I just finished my next column for Capital Xtra (you will all have to wait till it comes out next week), but in the meantime, Matt Mills wrote an excellent piece for Xtra West about the fact that the new Afghan government is still sentencing people to death for adultery and sodomy. He wrote to the Canadian military and to various politicians about this issue, and their response was vague, to say the least.

Harper and others have said that change in Afghanistan is going to have to be incremental. But in the meantime, are we throwing money and troops at a government that continues to oppress and torture women and queer people? An excellent question to which I do not have an answer.

And in case you haven't seen it yet, here's a link to the Canadian Embassy in Washington, the source of the infamous "boots on the ground" poster that is currently plastered in subway stations across the U.S. capital. If there was any doubt that this mission is largely an act of solidarity with Bush, I don't know what is. I highly recommend reading the section on "Canada's War on Terror," especially where it speaks glowingly of Canada's post 9/11 anti-terrorism laws. Wonderful.

Saturday, April 01, 2006

Road dispatches

Hello dear readers,

So sorry to have been out of touch. I was in Vernon, BC, attending my partner's father's funeral. Spending time in a hotel in Jesus country gave me some insights into the fight for social justice. Or it could just be the after-effect of all of those Denny's meals .... (do you know they actually have deep fried steak on the menu? And something called the "meat lover's bowl" for breakfast?).

So here are three thoughts that drifted across my head during my time out west, and I'll be back to regular posts in a couple of days ...
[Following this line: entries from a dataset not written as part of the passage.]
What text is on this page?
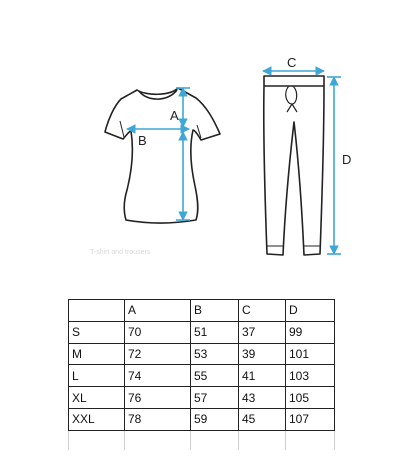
A
B
C
D
T-shirt and trousers
	A	B	C	D
S	70	51	37	99
M	72	53	39	101
L	74	55	41	103
XL	76	57	43	105
XXL	78	59	45	107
1) The real fight for our rights is about changing minds, not policies. Spending time in a town that features a "Pro-Life Thrift Store" and whose newspaper still refers to our community as "homosexuals," reminds you that those of us who live in big cities have it easy. At least we have places where we can gather, gay and lesbian community leaders to look up to, and the ability to walk down the street holding hands with our partners. It's easy to forget that the majority of people in Canada don't have the same luxury and sense of safety. But as I met my in-laws' friends and family, many embraced me with open arms. It seemed like a bizarre contradiction to spend time in a Catholic Church, surrounded by the Knights of Columbus, who I last saw in great numbers when they filled Parliament Hill to protest against equal marriage for same sex couples. But the people I met were imbued with a tremendous dedication to community service and charity. The challenge -- I think -- for our movement, is to spend time with people one-on-one, and explain to them that fighting for equality is the only Christian thing to do. But geez, I'm glad to be home ...
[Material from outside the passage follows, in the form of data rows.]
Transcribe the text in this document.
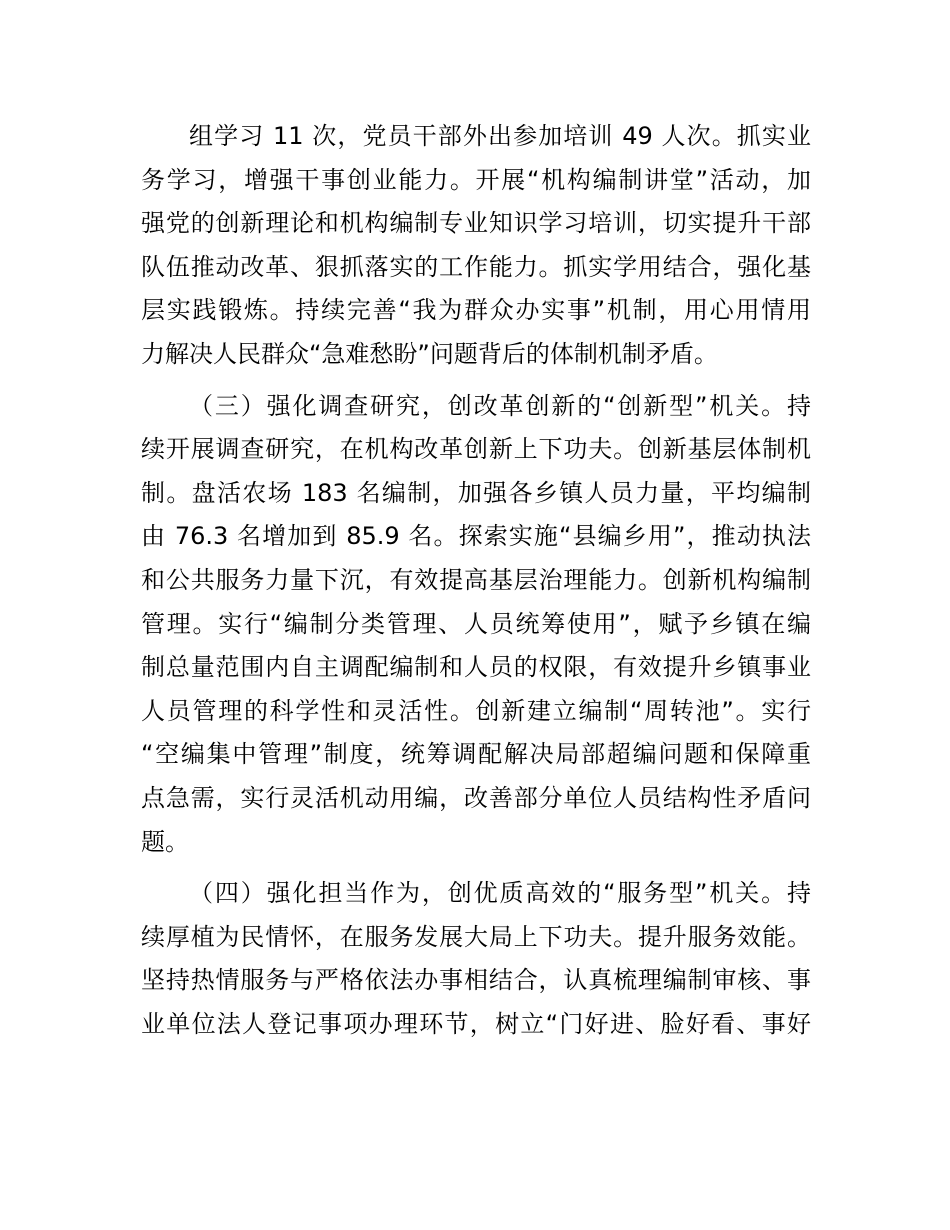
组学习 11 次，党员干部外出参加培训 49 人次。抓实业
务学习，增强干事创业能力。开展“机构编制讲堂”活动，加
强党的创新理论和机构编制专业知识学习培训，切实提升干部
队伍推动改革、狠抓落实的工作能力。抓实学用结合，强化基
层实践锻炼。持续完善“我为群众办实事”机制，用心用情用
力解决人民群众“急难愁盼”问题背后的体制机制矛盾。
（三）强化调查研究，创改革创新的“创新型”机关。持
续开展调查研究，在机构改革创新上下功夫。创新基层体制机
制。盘活农场 183 名编制，加强各乡镇人员力量，平均编制
由 76.3 名增加到 85.9 名。探索实施“县编乡用”，推动执法
和公共服务力量下沉，有效提高基层治理能力。创新机构编制
管理。实行“编制分类管理、人员统筹使用”，赋予乡镇在编
制总量范围内自主调配编制和人员的权限，有效提升乡镇事业
人员管理的科学性和灵活性。创新建立编制“周转池”。实行
“空编集中管理”制度，统筹调配解决局部超编问题和保障重
点急需，实行灵活机动用编，改善部分单位人员结构性矛盾问
题。
（四）强化担当作为，创优质高效的“服务型”机关。持
续厚植为民情怀，在服务发展大局上下功夫。提升服务效能。
坚持热情服务与严格依法办事相结合，认真梳理编制审核、事
业单位法人登记事项办理环节，树立“门好进、脸好看、事好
2) Homophobia is often about what isn't said. I think most people understand that outright hatred and discrimination are unacceptable. But sometimes it's the glances and the silences that pierce our hearts. The whole time I was in BC, I got the subtle sense in certain people's minds, I wasn't welcome. When other people's spouses arrived, there was no question that they deserved to be there. I just got the sense that if I had been my partner's husband, I would have commanded more respect. I guess you could chalk it up to patriarchy and homophobia -- or the stress of a painful family situation. But it's in these instances that the "rubber hits the road" in terms of people's attitudes.

3) The pulpit is the most powerful stage of all. It saddens me that the pulpits of churches all over North America are being used simultaneously to urge people to be better citizens, while also encouraging them to discriminate against our communities. There are many progressive, inclusive religious communities in Canada -- including the United Church, the Unitarian Universalists, some Anglican churches, and many liberal synagogues. But it's the institutions like the Catholic Church and the huge big-box evangelical churches that have the resources to mount widespread political campaigns. We can't ignore their power, and must support the people who are fighting losing battles to make changes from the inside.

As much as many of us would like to live in a secular, queer-friendly bubble, we can't ignore the reality in most communities across Canada and the U.S.